La paix ? Drôle d’idée de chercher la paix dans cette explosion de couleurs et de formes qui nous submerge visuellement et auditivement (l’air de la Reine de la Nuit, le finale de l’Oiseau de feu, le lever du jour de Daphnis et Chloé, voilà qui n’inspire pas le calme). Et pourtant, le plongeon dans le monde de Chagall, dès la première salle, semble libérer le visiteur du monde extérieur. Pour cela, la commissaire n’a pas hésité à nous faire commencer par la fin, ou quasiment, et par l’œuvre la plus connue de Chagall de ce côté-ci de l’Atlantique : le plafond de l’Opéra Garnier. La gigantesque fresque est numérisée au sol et au mur par un ingénieux dispositif Google. On est en entrant presque mal à l’aise devant un coup de crayon que l’on trouve enfantin et ces couleurs qui pourraient être trop vives. Mais la profusion de formes et de couleurs ne fait qu’accentuer l’onirisme de ces représentations, dans leur évidence et leur simplicité. On est happé par ce monde à la fois modeste et riche qui n’a pas peur de traduire toute l’histoire de la musique par l’étreinte de Roméo et Juliette, le trône de Boris Godounov ou la nuit de Pelléas et Mélisande. Cette modestie et cette richesse originelles nous ramènent, comme le rêve, à notre plus simple expression, à notre identité première ; elles confrontent, comme chez les petits enfants, l’humilité de la connaissance à l’étendue infinie de l’imagination.

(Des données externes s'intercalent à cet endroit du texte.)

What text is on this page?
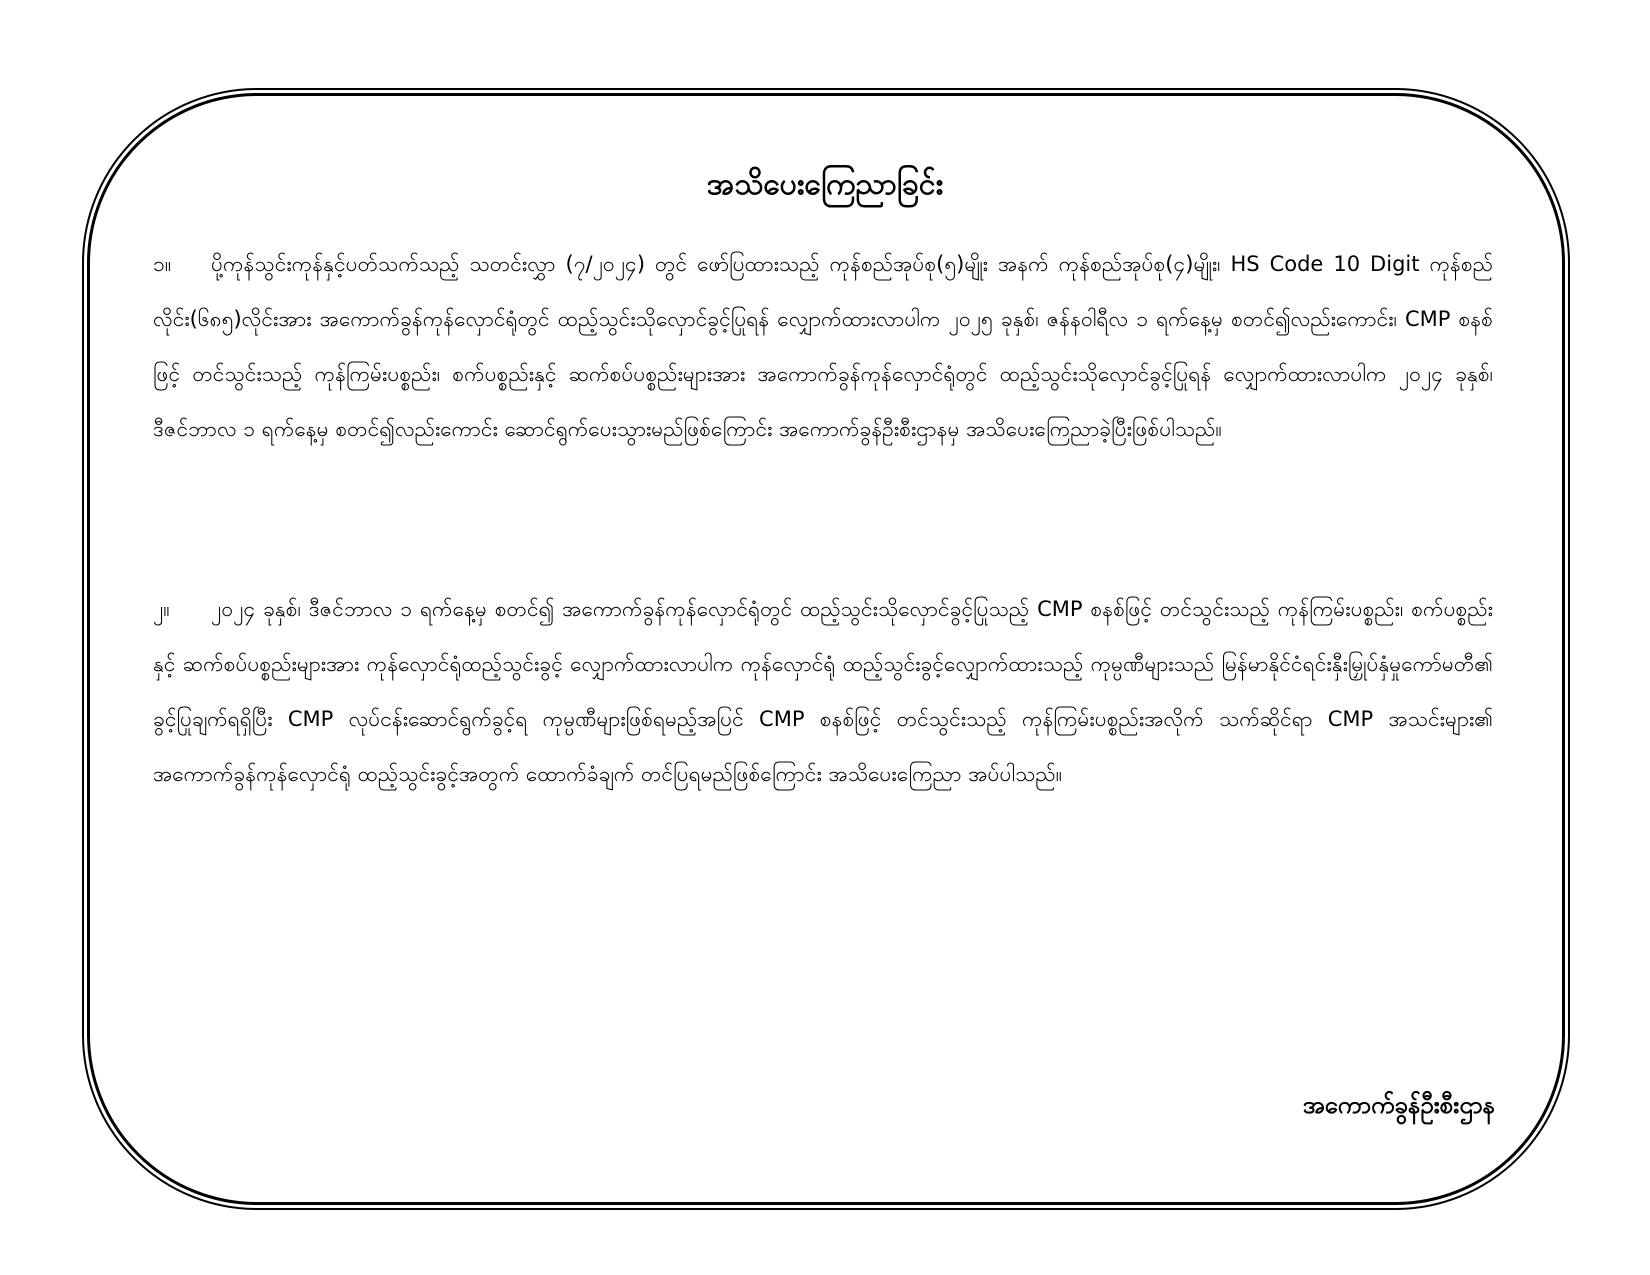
အသိပေးကြေညာခြင်း
၁။ ပို့ကုန်သွင်းကုန်နှင့်ပတ်သက်သည့် သတင်းလွှာ (၇/၂၀၂၄) တွင် ဖော်ပြထားသည့် ကုန်စည်အုပ်စု(၅)မျိုး အနက် ကုန်စည်အုပ်စု(၄)မျိုး၊ HS Code 10 Digit ကုန်စည်လိုင်း(၆၈၅)လိုင်းအား အကောက်ခွန်ကုန်လှောင်ရုံတွင် ထည့်သွင်းသိုလှောင်ခွင့်ပြုရန် လျှောက်ထားလာပါက ၂၀၂၅ ခုနှစ်၊ ဇန်နဝါရီလ ၁ ရက်နေ့မှ စတင်၍လည်းကောင်း၊ CMP စနစ်ဖြင့် တင်သွင်းသည့် ကုန်ကြမ်းပစ္စည်း၊ စက်ပစ္စည်းနှင့် ဆက်စပ်ပစ္စည်းများအား အကောက်ခွန်ကုန်လှောင်ရုံတွင် ထည့်သွင်းသိုလှောင်ခွင့်ပြုရန် လျှောက်ထားလာပါက ၂၀၂၄ ခုနှစ်၊ ဒီဇင်ဘာလ ၁ ရက်နေ့မှ စတင်၍လည်းကောင်း ဆောင်ရွက်ပေးသွားမည်ဖြစ်ကြောင်း အကောက်ခွန်ဦးစီးဌာနမှ အသိပေးကြေညာခဲ့ပြီးဖြစ်ပါသည်။
၂။ ၂၀၂၄ ခုနှစ်၊ ဒီဇင်ဘာလ ၁ ရက်နေ့မှ စတင်၍ အကောက်ခွန်ကုန်လှောင်ရုံတွင် ထည့်သွင်းသိုလှောင်ခွင့်ပြုသည့် CMP စနစ်ဖြင့် တင်သွင်းသည့် ကုန်ကြမ်းပစ္စည်း၊ စက်ပစ္စည်းနှင့် ဆက်စပ်ပစ္စည်းများအား ကုန်လှောင်ရုံထည့်သွင်းခွင့် လျှောက်ထားလာပါက ကုန်လှောင်ရုံ ထည့်သွင်းခွင့်လျှောက်ထားသည့် ကုမ္ပဏီများသည် မြန်မာနိုင်ငံရင်းနှီးမြှုပ်နှံမှုကော်မတီ၏ ခွင့်ပြုချက်ရရှိပြီး CMP လုပ်ငန်းဆောင်ရွက်ခွင့်ရ ကုမ္ပဏီများဖြစ်ရမည့်အပြင် CMP စနစ်ဖြင့် တင်သွင်းသည့် ကုန်ကြမ်းပစ္စည်းအလိုက် သက်ဆိုင်ရာ CMP အသင်းများ၏ အကောက်ခွန်ကုန်လှောင်ရုံ ထည့်သွင်းခွင့်အတွက် ထောက်ခံချက် တင်ပြရမည်ဖြစ်ကြောင်း အသိပေးကြေညာ အပ်ပါသည်။
အကောက်ခွန်ဦးစီးဌာန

Quelle surprise ce dut être en 1964, quand les spectateurs assis relevèrent la tête et lirent au plafond leur rapport premier et naïf à l’opéra – des couleurs, des formes, des gens qui dorment et d’autres qui règnent, des groupes qui dansent et des couples qui s’aiment. Un demi-siècle plus tard, notre civilisation a suffisamment évolué pour ne plus s’intéresser qu’au plan des loges de l’Opéra Garnier  ; l’exposition de la Philharmonie, elle, nous permet de renouer avec l’immédiateté de la musique, du spectacle, de l’art : loin de ce qu’on considère comme intellectuel, les visiteurs s’abandonnent à la musique de Chagall.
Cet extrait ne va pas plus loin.